Junot Diaz is no stranger to South Florida, having appeared at the Miami Book Fair International and the Key West Literary Seminar on numerous occasions. But his familiarity with Fort Lauderdale, a place he praises with only a touch of good-natured sarcasm, predates his literary celebrity.
"I have, like, five uncles who live in Fort Lauderdale," Diaz says by phone from Boston, where he teaches writing at MIT. "I've spent a lot of time there."
As Diaz talks, it sounds as if he's outside, walking down the street on a late-summer morning. He frequently laughs during the conversation, teasingly challenging most of the questions.
"Everyone has a criteria for what's beautiful," Diaz says with a laugh. "I'm a poor kid from New Jersey. I like Fort Lauderdale fine."
That "poor kid from New Jersey" – or at least a poor kid from New Jersey – figures large in Diaz's new story collection, "This Is How You Lose Her," his first book since winning the Pulitzer Prize in fiction for his debut novel, "The Brief Wondrous Life of Oscar Wao," in 2008.
In some ways, the new book may be more important than the last, because it will show whether Diaz has been ruined by the praise heaped on "Oscar Wao." He would not be the first. Instead, "This Is How You Lose Her" proves to be the work of a gifted writer as he approaches his mature power.
Although the language in "This Is How You Lose Her" is deceptively straightforward, never self-consciously elevated or literary, the stories have a heft and a force rare in story collections.
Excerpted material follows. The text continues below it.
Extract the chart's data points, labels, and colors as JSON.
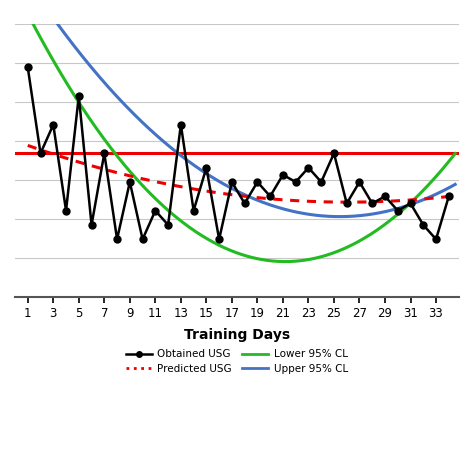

Individually and together, they convey the narrative weight of a novel.
"I really enjoyed this linked form," says Diaz, who began "This Is How You Lose Her" immediately after completing his first story collection, 1996's "Drown." He sees the new book as a companion piece to the first.
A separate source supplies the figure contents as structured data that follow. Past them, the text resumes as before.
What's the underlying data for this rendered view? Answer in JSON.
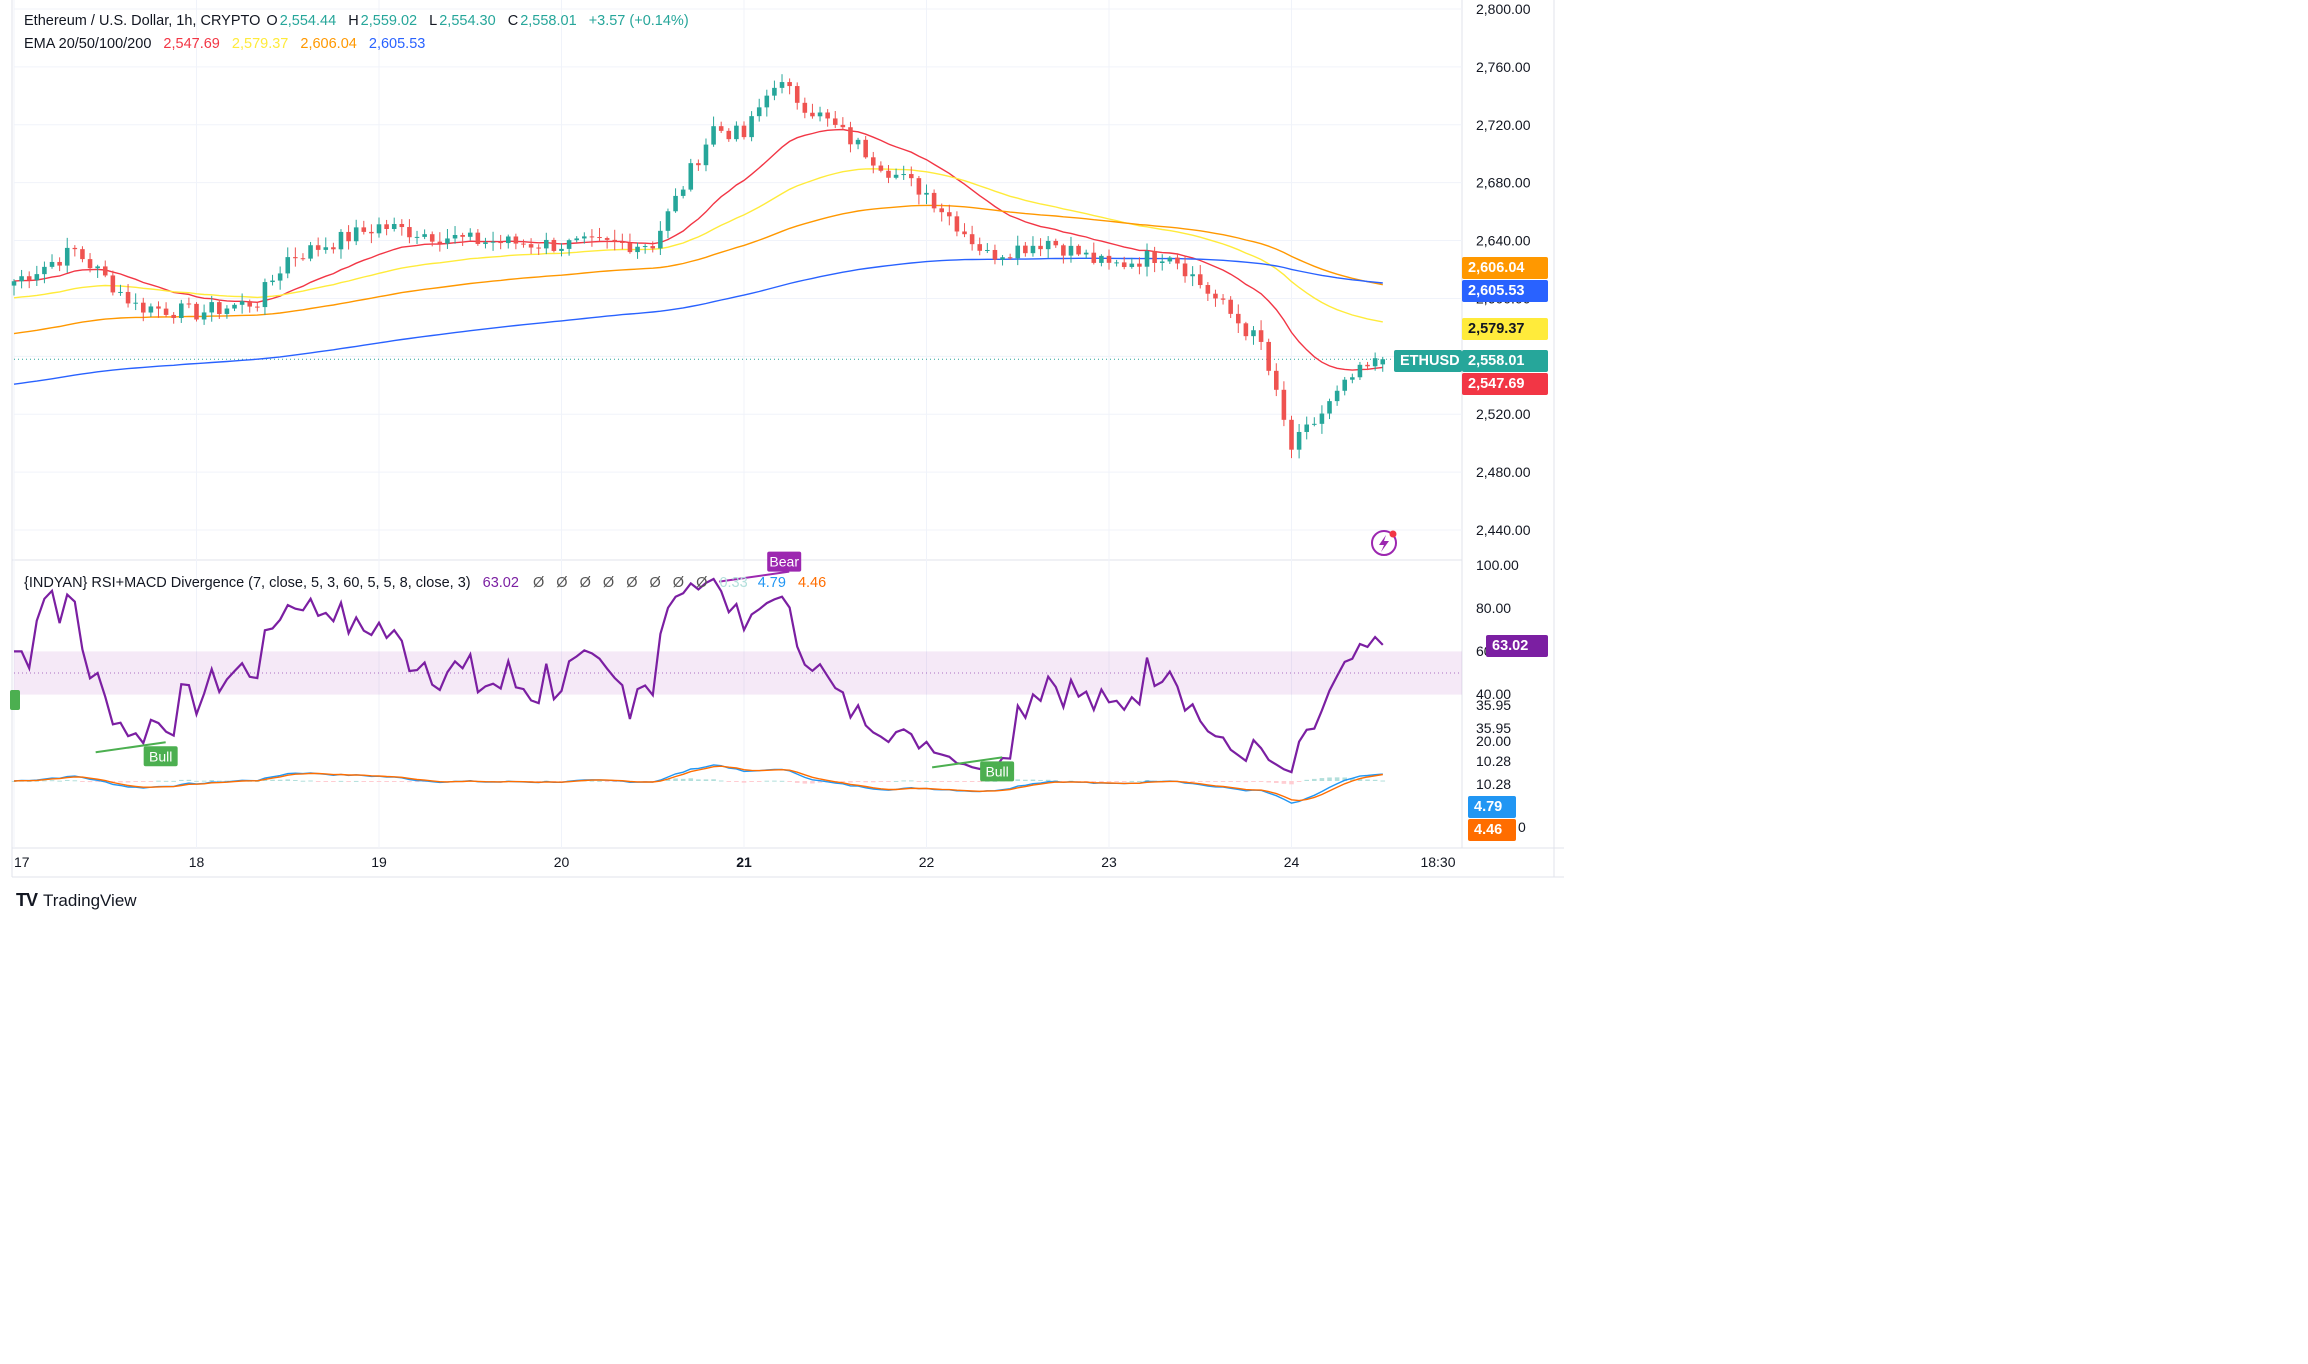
{
  "header": {
    "symbol": "Ethereum / U.S. Dollar, 1h, CRYPTO",
    "o_label": "O",
    "o_value": "2,554.44",
    "h_label": "H",
    "h_value": "2,559.02",
    "l_label": "L",
    "l_value": "2,554.30",
    "c_label": "C",
    "c_value": "2,558.01",
    "change": "+3.57 (+0.14%)",
    "ema_title": "EMA 20/50/100/200",
    "ema20": "2,547.69",
    "ema50": "2,579.37",
    "ema100": "2,606.04",
    "ema200": "2,605.53",
    "indicator_title": "{INDYAN} RSI+MACD Divergence (7, close, 5, 3, 60, 5, 5, 8, close, 3)",
    "indicator_rsi": "63.02",
    "indicator_nulls": "Ø Ø Ø Ø Ø Ø Ø Ø",
    "indicator_hidden": "0.33",
    "indicator_macd": "4.79",
    "indicator_signal": "4.46"
  },
  "colors": {
    "up": "#26a69a",
    "down": "#ef5350",
    "ema20": "#f23645",
    "ema50": "#ffeb3b",
    "ema100": "#ff9800",
    "ema200": "#2962ff",
    "rsi": "#7b1fa2",
    "macd": "#2196f3",
    "signal": "#ff6d00",
    "bull": "#4caf50",
    "bear": "#9c27b0"
  },
  "price_axis": [
    "2,800.00",
    "2,760.00",
    "2,720.00",
    "2,680.00",
    "2,640.00",
    "2,600.00",
    "2,560.00",
    "2,520.00",
    "2,480.00",
    "2,440.00"
  ],
  "indicator_axis": [
    "100.00",
    "80.00",
    "60.00",
    "40.00",
    "35.95",
    "35.95",
    "20.00",
    "10.28",
    "10.28",
    "0"
  ],
  "time_axis": [
    "17",
    "18",
    "19",
    "20",
    "21",
    "22",
    "23",
    "24",
    "18:30"
  ],
  "price_labels": {
    "ema100": "2,606.04",
    "ema200": "2,605.53",
    "ema50": "2,579.37",
    "symbol_tag": "ETHUSD",
    "last": "2,558.01",
    "ema20": "2,547.69"
  },
  "indicator_labels": {
    "rsi": "63.02",
    "macd": "4.79",
    "signal": "4.46"
  },
  "divergence_labels": {
    "bull1": "Bull",
    "bull2": "Bull",
    "bear": "Bear"
  },
  "footer": {
    "brand": "TradingView",
    "logo_text": "TV"
  },
  "chart_data": {
    "type": "candlestick",
    "title": "Ethereum / U.S. Dollar, 1h, CRYPTO",
    "timeframe": "1h",
    "x_ticks": [
      "17",
      "18",
      "19",
      "20",
      "21",
      "22",
      "23",
      "24",
      "18:30"
    ],
    "ylim": [
      2440,
      2800
    ],
    "anchor_points": [
      {
        "time": "17 00:00",
        "close": 2612
      },
      {
        "time": "17 08:00",
        "close": 2633
      },
      {
        "time": "17 16:00",
        "close": 2595
      },
      {
        "time": "18 00:00",
        "close": 2590
      },
      {
        "time": "18 08:00",
        "close": 2598
      },
      {
        "time": "18 12:00",
        "close": 2628
      },
      {
        "time": "19 00:00",
        "close": 2650
      },
      {
        "time": "19 12:00",
        "close": 2640
      },
      {
        "time": "20 00:00",
        "close": 2637
      },
      {
        "time": "20 12:00",
        "close": 2638
      },
      {
        "time": "20 20:00",
        "close": 2718
      },
      {
        "time": "21 00:00",
        "close": 2712
      },
      {
        "time": "21 04:00",
        "close": 2750
      },
      {
        "time": "21 12:00",
        "close": 2718
      },
      {
        "time": "21 20:00",
        "close": 2685
      },
      {
        "time": "22 00:00",
        "close": 2673
      },
      {
        "time": "22 08:00",
        "close": 2630
      },
      {
        "time": "22 16:00",
        "close": 2640
      },
      {
        "time": "23 00:00",
        "close": 2622
      },
      {
        "time": "23 08:00",
        "close": 2632
      },
      {
        "time": "23 12:00",
        "close": 2610
      },
      {
        "time": "23 20:00",
        "close": 2568
      },
      {
        "time": "24 00:00",
        "close": 2496
      },
      {
        "time": "24 08:00",
        "close": 2545
      },
      {
        "time": "24 12:00",
        "close": 2558
      }
    ],
    "last": {
      "open": 2554.44,
      "high": 2559.02,
      "low": 2554.3,
      "close": 2558.01,
      "change": 3.57,
      "change_pct": 0.14
    },
    "ema": {
      "ema20": 2547.69,
      "ema50": 2579.37,
      "ema100": 2606.04,
      "ema200": 2605.53
    },
    "indicator": {
      "name": "RSI+MACD Divergence",
      "rsi_last": 63.02,
      "macd_last": 4.79,
      "signal_last": 4.46,
      "rsi_band": [
        40,
        60
      ],
      "divergences": [
        {
          "type": "Bull",
          "time": "17 16:00"
        },
        {
          "type": "Bear",
          "time": "21 02:00"
        },
        {
          "type": "Bull",
          "time": "22 06:00"
        }
      ]
    }
  }
}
"It's neither a novel, nor yet a short-story collection," he says. "That was definitely part of the plan and why the damned thing took 16 years. I was trying to line these stories up correctly so the reader would feel a circuit completed from beginning to end."
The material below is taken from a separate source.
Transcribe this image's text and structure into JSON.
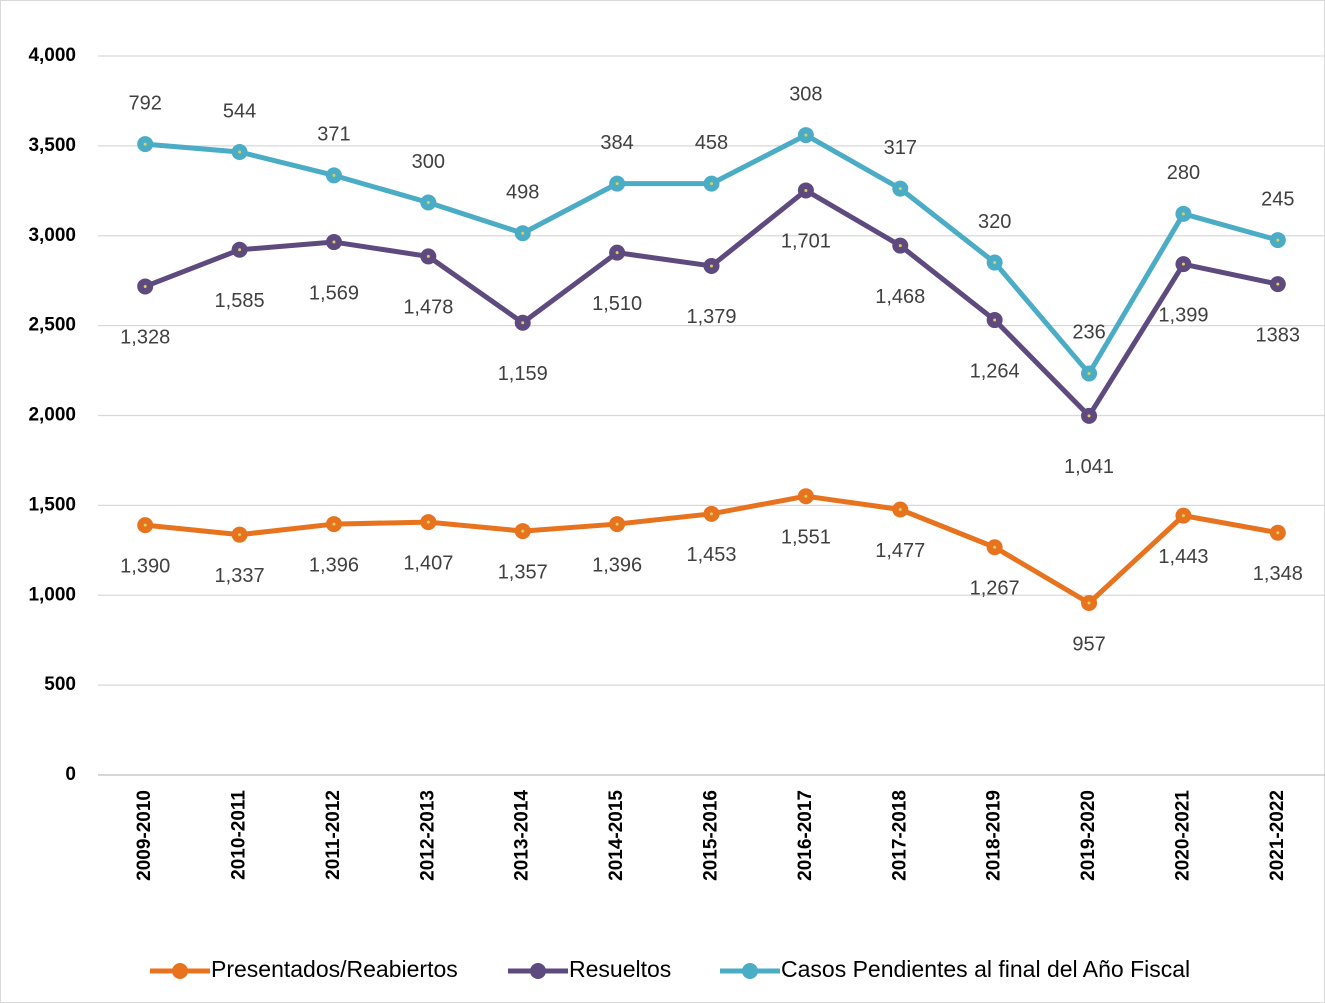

The central character in these stories, though he does not appear in every one, is Yunior de las Casas, the narrator of "Oscar Wao" and also a prominent figure in "Drown," which signaled Diaz as a young writer to watch.
For better or worse, Diaz is closely associated with Yunior, his perceived alter ego. One obvious question, then, is how autobiographical these stories are – especially since the first one, "The Sun, the Moon, the Stars," is a confessional account of how Yunior's fiancee dumps him for chronic cheating.
"Wow, no one's ever asked that question before," Diaz says, but his tone is light, and he seems delighted to answer. "The Yunior stories here are way less autobiographical than in 'Drown.' If you use the stories as a road map of my life, you would wind up in a ditch."
Still, Diaz says, the stories feel "deeply personal" to him. "Yunior's battle with intimacy where he can get into a healthy relationship, a lot of men have undergone that," he says.
Born in the Dominican Republic, Diaz came to the United States as a boy to join his father. Feeling rejected by black and Latino peers alike, he took refuge in reading. Since earning a creative writing degree from Cornell University, he has become one of the strongest voices in immigrant fiction.
But Diaz says he is never writing solely for a Latino audience, even though "This Is How You Lose Her" directly engages things such as Latino machismo and exploitation of women, the immigrant struggle to find work, the shadow of housing discrimination.
"One uses the Latino thing to describe the larger human condition," Diaz says. "It's like Shakespeare and Macbeth. No one would argue that a murderous king is representative of the Scottish character. But something about the Scottish character informs the story."
Reaching to Shakespeare again, Diaz explains that "particularity" is what gives a writer and his work the universality that can appeal to readers outside his group, place or even his time.
"Do you think Shakespeare was writing for a French audience?" Diaz asks, a bit of the professor coming out. "He was writing for a very narrow, very specific and tiny English audience. The rub, as all readers will tell you, what makes it possible for Shakespeare to be read now is that he is particular. The universality rises out of the details.
"Because I understand as a reader that I can read 'Dr. Zhivago' or Tolstoy because they were writing narrowly, I can use the Dominican-New Jersey audience to allow others to come in."
Diaz boasts that he did not throw a party for himself when he won the Pulitzer, or "even take an afternoon off." But he readily concedes that the imprimatur of the Prize puts the book "into the hands of people" who would not otherwise have known about him.